When you are looking to build quality lean muscle mass, you will need to work the muscles hard enough to tear down the fibers.  This ultimately causes sore muscles the days following the workout.  These sore muscles are due to delayed-onset muscle soreness (DOMS).  If you’ve noticed the day following a grueling workout, you might feel a little something but come day two, your sore muscles are much more pronounced. 

 Tearing down muscle fibers, you would think would be a bad thing.  When in actuality, tearing those muscle fibers helps create hypertrophy where the muscle has the ability to grow back bigger and stronger.  For bodybuilders, this is absolutely necessary to add the size they need to get on stage and compete at a high level next to the mass monsters.  The constant tearing of muscle fibers and rebuilding them is a continuous weekly battle.  But in the same sense, the challenge to become bigger and better fuels many individuals who step into the weight room.
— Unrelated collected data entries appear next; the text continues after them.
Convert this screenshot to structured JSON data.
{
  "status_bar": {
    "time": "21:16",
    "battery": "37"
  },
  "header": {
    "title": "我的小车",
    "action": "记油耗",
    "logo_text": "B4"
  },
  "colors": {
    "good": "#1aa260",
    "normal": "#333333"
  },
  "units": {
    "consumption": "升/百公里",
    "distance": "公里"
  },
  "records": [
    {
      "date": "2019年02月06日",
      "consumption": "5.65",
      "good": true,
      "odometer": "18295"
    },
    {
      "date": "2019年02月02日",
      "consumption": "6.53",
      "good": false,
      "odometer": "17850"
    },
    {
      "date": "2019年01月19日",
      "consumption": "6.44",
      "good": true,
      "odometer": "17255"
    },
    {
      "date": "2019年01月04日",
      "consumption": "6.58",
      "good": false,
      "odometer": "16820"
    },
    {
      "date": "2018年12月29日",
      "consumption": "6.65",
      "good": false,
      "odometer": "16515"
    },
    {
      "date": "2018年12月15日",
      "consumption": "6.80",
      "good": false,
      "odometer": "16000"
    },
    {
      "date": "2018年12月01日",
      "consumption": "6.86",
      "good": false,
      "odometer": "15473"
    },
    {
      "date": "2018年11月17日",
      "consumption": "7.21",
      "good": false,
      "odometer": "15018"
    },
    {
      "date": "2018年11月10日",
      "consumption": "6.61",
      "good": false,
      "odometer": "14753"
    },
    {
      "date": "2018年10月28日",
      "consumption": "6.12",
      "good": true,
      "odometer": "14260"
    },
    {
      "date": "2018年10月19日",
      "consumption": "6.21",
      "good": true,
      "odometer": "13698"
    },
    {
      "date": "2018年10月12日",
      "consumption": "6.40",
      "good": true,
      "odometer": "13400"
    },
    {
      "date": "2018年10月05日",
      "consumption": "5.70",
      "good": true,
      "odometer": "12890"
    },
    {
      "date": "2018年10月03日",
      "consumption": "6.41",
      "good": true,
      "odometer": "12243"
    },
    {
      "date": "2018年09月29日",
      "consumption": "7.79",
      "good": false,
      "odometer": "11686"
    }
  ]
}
How to Overcome and Prevent Sore Muscles

While it’s difficult to completely prevent muscle soreness from happening following a grueling weight training workout, there are some things you can do in order to minimize and overcome the soreness and discomfort.

Rest

 Getting enough sleep each night is vital for allowing your body to recover properly and rebuild torn down muscle fibers.  If you aren’t getting enough rest each night, your sore muscles will not have the ability to rebuild quickly enough before you decide to hit it again in the gym.  You should strive for a minimum of seven hours of sleep each night.  This might mean planning ahead or even setting the alarm for when you want to get ready for bed, so there are no excuses or nothing that comes up and keeps you awake.

Food

Food is fuel.  How do you repair broken down muscle fibers?  By giving it the nutrients it needs to rebuild and come back bigger and stronger the next round.  To kickstart the recovery process, follow up your workout with a recovery shake consisting of high-quality protein such as a whey protein isolate (WPI) as well as some carbohydrates to help shuttle everything out to the muscles and replenish lost glycogen and nutrients.  A liquid meal following training is ideal due to the fact that it can be absorbed much quicker by the body and, in turn, get pushed out to the muscles to help start the recovery process.

 Stretch

 Sore muscles can tend to be tight muscles.  In order to loosen up the tightness, stretch out the muscle following your workout.  Additionally, on subsequent days if tightness is still present in the muscle, following your cardio/weight training (of a different muscle group – do not hit the same muscle group on consecutive days), stretch out the muscle again.  A mix of static stretches where you hold the stretches and dynamic stretches where movement is involved with the stretches can be used to alleviate sore muscles and tightness.

Hydration

 Maintaining proper hydration not only allows your body and brain to function optimally, but it also helps flush out any toxins in the body.  Staying hydrated can alleviate sore muscles by decreasing the inflammation caused by the workout and, in the same breath, help prevent the muscle from cramping. 

 Ice

If you have access to an ice bath or can draw one yourself at home, they can work wonders.  Think about professional athletes… when they finish a game or workout, they head into the locker room for an ice bath.  Ice baths can significantly minimize sore muscles and delayed-onset muscle soreness.  Additionally (or if you can’t make an ice bath), applying ice or an ice pack directly to the sore muscles can help decrease inflammation and can take the edge off. 

Massage

Sure, massages are nice and relaxing, but more than anything, they help restore proper blood flow to your muscles.  When your body restricts blood flow, it cannot shuttle nutrients out to the muscles for recovery.   You can either schedule a massage with a professional, or you can purchase equipment that will allow you to pinpoint sore muscles using self-massage tools that are manual (or electronic if you wanted an upgrade).  With self-massage tools, you are able to control the pressure you put on the muscle.  Many tend to love foam rollers to use on the majority of their body parts.

 

 

References:

  1. Cheung, K. et al. (2003). Delayed onset muscle soreness: treatment trategies and performance factors. Sports Medicine. 33(2), 145-64.